Sunday, September 6, 2009

FIELD NOTES: I have never seen my garden in such a sorry state...


Sunday afternoon, Labor Day Weekend

...between recreation, vacation, extreme weather, and work, I had left them to nature’s reactions of self-preservation and opportunity. The zebra grass is of jungle proportions, leaning out over the stone walkway like switchblades. I give it a good haircut and rein it in with green garden twine like an unruly mop of hair. The weeds are as large as my perennials…and look healthier. As I dig them out and rejuvenate the beds with the red cedar mulch that has been lying in bags on my driveway all summer, I feel something cool on my foot. Thinking it is a spear of zebra grass I look down and squeak, not because I am repelled, but because it is surprising to see a large earthworm weaving itself through the thong of my blue rubber flip-flop. I slip the sandal off and the worm transfers itself to the moist insole. Trying to be sensitive to the worm’s needs, I slide it back onto the soil, but this creature with no legs, arms or eyes, seems to be seeking out my foot with its head, sensing and breathing through its skin.

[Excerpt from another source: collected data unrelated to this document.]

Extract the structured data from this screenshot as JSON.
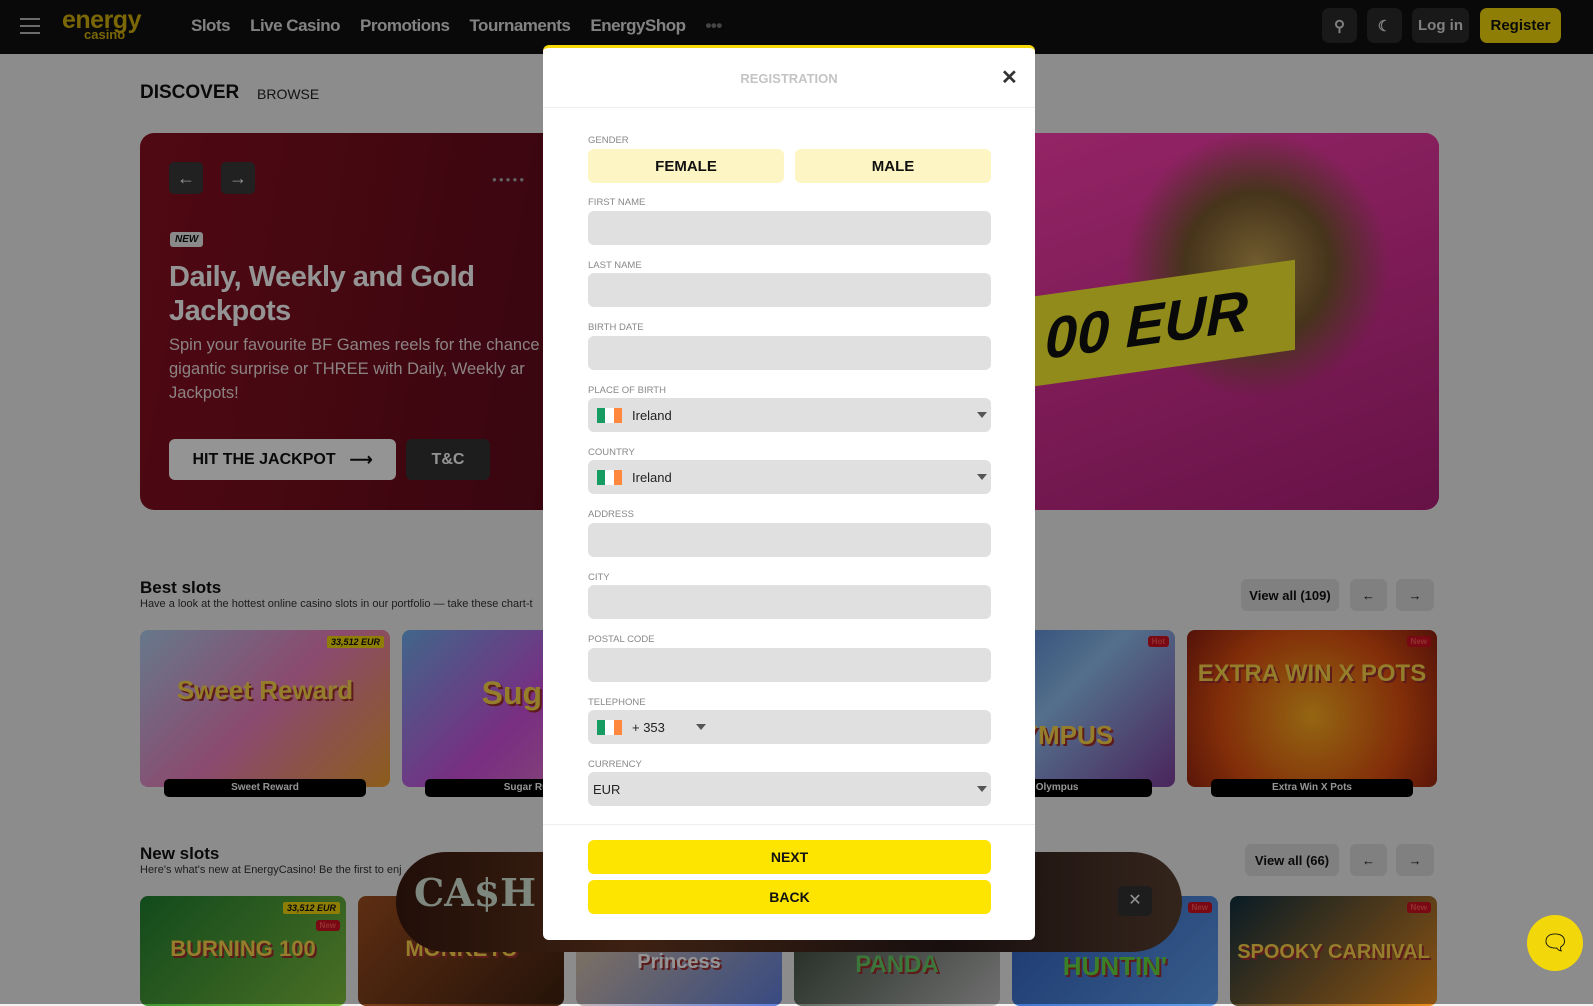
{
  "header": {
    "logo_main": "energy",
    "logo_sub": "casino",
    "nav": [
      "Slots",
      "Live Casino",
      "Promotions",
      "Tournaments",
      "EnergyShop"
    ],
    "more": "•••",
    "login": "Log in",
    "register": "Register",
    "brand_color": "#d4b20a"
  },
  "tabs": {
    "discover": "DISCOVER",
    "browse": "BROWSE"
  },
  "hero": {
    "badge": "NEW",
    "title": "Daily, Weekly and Gold Jackpots",
    "description": "Spin your favourite BF Games reels for the chance a gigantic surprise or THREE with Daily, Weekly ar Jackpots!",
    "cta": "HIT THE JACKPOT",
    "tc": "T&C",
    "image_text": "00 EUR"
  },
  "best_slots": {
    "title": "Best slots",
    "subtitle": "Have a look at the hottest online casino slots in our portfolio — take these chart-t",
    "view_all": "View all (109)",
    "games": [
      {
        "name": "Sweet Reward",
        "art": "Sweet Reward",
        "jackpot": "33,512 EUR"
      },
      {
        "name": "Sugar Ru",
        "art": "Sugar"
      },
      {
        "name": "of Olympus",
        "art": "OLYMPUS",
        "badge": "Hot"
      },
      {
        "name": "Extra Win X Pots",
        "art": "EXTRA WIN X POTS",
        "badge": "New"
      }
    ]
  },
  "new_slots": {
    "title": "New slots",
    "subtitle": "Here's what's new at EnergyCasino! Be the first to enj",
    "view_all": "View all (66)",
    "games": [
      {
        "art": "BURNING 100",
        "jackpot": "33,512 EUR",
        "badge": "New"
      },
      {
        "art": "MONKEYS"
      },
      {
        "art": "Princess"
      },
      {
        "art": "PANDA"
      },
      {
        "art": "HUNTIN'",
        "badge": "New"
      },
      {
        "art": "SPOOKY CARNIVAL",
        "badge": "New"
      }
    ]
  },
  "promo_popup": {
    "art": "CA$H MESH"
  },
  "modal": {
    "title": "REGISTRATION",
    "gender_label": "GENDER",
    "female": "FEMALE",
    "male": "MALE",
    "fields": {
      "first_name": "FIRST NAME",
      "last_name": "LAST NAME",
      "birth_date": "BIRTH DATE",
      "place_of_birth": "PLACE OF BIRTH",
      "country": "COUNTRY",
      "address": "ADDRESS",
      "city": "CITY",
      "postal_code": "POSTAL CODE",
      "telephone": "TELEPHONE",
      "currency": "CURRENCY"
    },
    "values": {
      "place_of_birth": "Ireland",
      "country": "Ireland",
      "phone_code": "+ 353",
      "currency": "EUR"
    },
    "next": "NEXT",
    "back": "BACK",
    "accent": "#fde500"
  }
}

What am I to this worm? I have no clitellum for mating. What does it want, what does it need? Charles Darwin, who studied the earthworm for thirty-nine years, had this to say: "The plow is one of the most ancient and most valuable of man's inventions; but long before he existed, the land was in fact regularly plowed and still continues to be thus plowed by earthworms. It may be doubted whether there are many other animals which have played so important a part in the history of the world, as have these lowly organized creatures."